Era Carnaval quando Guilherme Benchimol, presidente da XP, a maior corretora independente do Brasil, se deu conta do potencial de estrago que a epidemia do coronavírus poderia causar na economia. Em viagem a Portugal, viu as Bolsas europeias despencarem enquanto o Brasil caía na folia.

Logo depois da sua volta ao país, deparou-se com o imponderável: o segundo caso brasileiro de Covid-19 era de um executivo da XP, que havia retornado de Milão, um dos focos da doença na Itália.

“Tudo isso parece um filme —e aí você se vê dentro do filme”, diz Benchimol, na tentativa de definir a sensação.

Depois de colocar, em apenas três semanas, 98% dos 3.000 funcionários em home office —40 deles tiveram o vírus—, ele está entre os empresários que apoiam o isolamento. "Precisa controlar a epidemia dessa forma, para dar tempo de ajustar os hospitais. Isso é o mais adequado", diz.

Apesar se declarar admirador da visão liberal na economia, afirma que percebe claramente o papel do Estado em momento de crise como o de agora. “Se não houver uma intervenção do governo na economia, e muita gente ficar pelo caminho, empresários quebrarem, a economia não voltará na velocidade que poderia.no fim da epidemia”.

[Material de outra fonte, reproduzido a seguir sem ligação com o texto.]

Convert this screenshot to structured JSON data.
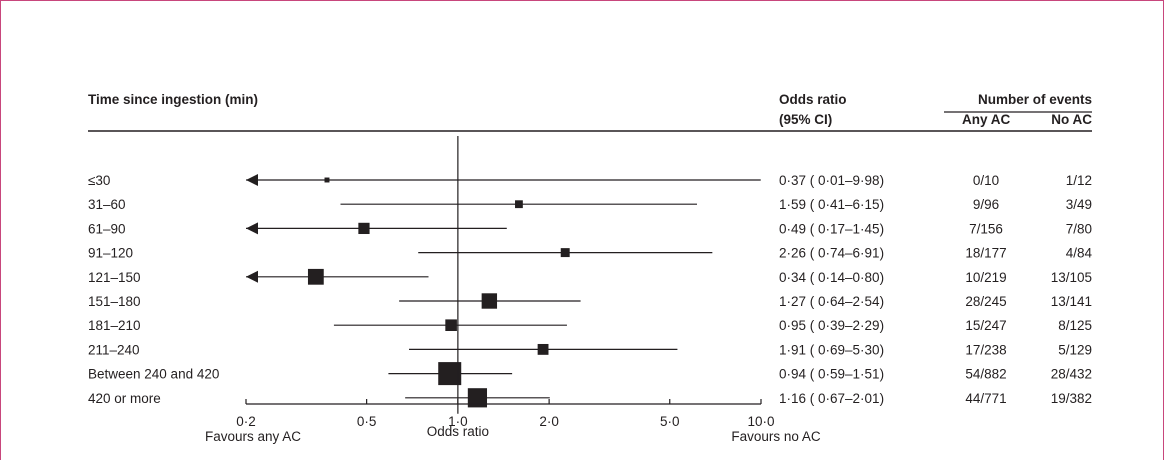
{
  "headers": {
    "time": "Time since ingestion (min)",
    "or_line1": "Odds ratio",
    "or_line2": "(95% CI)",
    "events": "Number of events",
    "any_ac": "Any AC",
    "no_ac": "No AC"
  },
  "colors": {
    "frame": "#c8467c",
    "ink": "#231f20"
  },
  "chart_data": {
    "type": "forest",
    "x_scale": "log",
    "xlim": [
      0.2,
      10.0
    ],
    "reference_line": 1.0,
    "xlabel": "Odds ratio",
    "ticks": [
      {
        "value": 0.2,
        "label": "0·2"
      },
      {
        "value": 0.5,
        "label": "0·5"
      },
      {
        "value": 1.0,
        "label": "1·0"
      },
      {
        "value": 2.0,
        "label": "2·0"
      },
      {
        "value": 5.0,
        "label": "5·0"
      },
      {
        "value": 10.0,
        "label": "10·0"
      }
    ],
    "favours_left": "Favours any AC",
    "favours_right": "Favours no AC",
    "rows": [
      {
        "label": "≤30",
        "or": 0.37,
        "lo": 0.01,
        "hi": 9.98,
        "ci_text": "0·37 ( 0·01–9·98)",
        "any_ac": "0/10",
        "no_ac": "1/12",
        "weight": 0.05
      },
      {
        "label": "31–60",
        "or": 1.59,
        "lo": 0.41,
        "hi": 6.15,
        "ci_text": "1·59 ( 0·41–6·15)",
        "any_ac": "9/96",
        "no_ac": "3/49",
        "weight": 0.2
      },
      {
        "label": "61–90",
        "or": 0.49,
        "lo": 0.17,
        "hi": 1.45,
        "ci_text": "0·49 ( 0·17–1·45)",
        "any_ac": "7/156",
        "no_ac": "7/80",
        "weight": 0.38
      },
      {
        "label": "91–120",
        "or": 2.26,
        "lo": 0.74,
        "hi": 6.91,
        "ci_text": "2·26 ( 0·74–6·91)",
        "any_ac": "18/177",
        "no_ac": "4/84",
        "weight": 0.26
      },
      {
        "label": "121–150",
        "or": 0.34,
        "lo": 0.14,
        "hi": 0.8,
        "ci_text": "0·34 ( 0·14–0·80)",
        "any_ac": "10/219",
        "no_ac": "13/105",
        "weight": 0.62
      },
      {
        "label": "151–180",
        "or": 1.27,
        "lo": 0.64,
        "hi": 2.54,
        "ci_text": "1·27 ( 0·64–2·54)",
        "any_ac": "28/245",
        "no_ac": "13/141",
        "weight": 0.6
      },
      {
        "label": "181–210",
        "or": 0.95,
        "lo": 0.39,
        "hi": 2.29,
        "ci_text": "0·95 ( 0·39–2·29)",
        "any_ac": "15/247",
        "no_ac": "8/125",
        "weight": 0.4
      },
      {
        "label": "211–240",
        "or": 1.91,
        "lo": 0.69,
        "hi": 5.3,
        "ci_text": "1·91 ( 0·69–5·30)",
        "any_ac": "17/238",
        "no_ac": "5/129",
        "weight": 0.36
      },
      {
        "label": "Between 240 and 420",
        "or": 0.94,
        "lo": 0.59,
        "hi": 1.51,
        "ci_text": "0·94 ( 0·59–1·51)",
        "any_ac": "54/882",
        "no_ac": "28/432",
        "weight": 1.0
      },
      {
        "label": "420 or more",
        "or": 1.16,
        "lo": 0.67,
        "hi": 2.01,
        "ci_text": "1·16 ( 0·67–2·01)",
        "any_ac": "44/771",
        "no_ac": "19/382",
        "weight": 0.8
      }
    ]
  }
}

Na sua opinião, a panderia vai deixar duas lições: mudar a forma como as cidades lidam com o trabalho e deixar as pessoas mais solidárias. “O Brasil é um pais muito carinhoso, mas não é solidário".

Guilherme Benchimol, fundador da XP Investimentos
Guilherme Benchimol, 43; formado em economia pela Universidade Federal do Rio de Janeiro (UFRJ), é fundador e presidente da XP, maior corretora independente do Brasil. Em 2018, foi eleito pela Bloomberg uma das 50 pessoas mais influentes do mundo, destacado por ter democratizado o acesso a investimentos - Rafael Baranda/Divulgação

Quando foi que o sr. percebeu o tamanho do impacto que o coronavírus poderia ter sobre a economia no Brasil? A ficha só caiu mesmo no meio do Carnaval. Até ali, parecia algo mais concentrado na China. Segunda e terça-feira de Carnaval é feriado no Brasil, mas não é no mundo inteiro. E na segunda, as Bolsas europeias caíram 5%. Começaram a ter muitos casos em Milão, na Itália, e eu vi que realmente não havia controle sobre a epidemia. Eu estava fora em Portugal, e cheguei aqui na quinta-feira. Logo depois, a segunda pessoa que teve coronavírus no Brasil foi um executivo da XP.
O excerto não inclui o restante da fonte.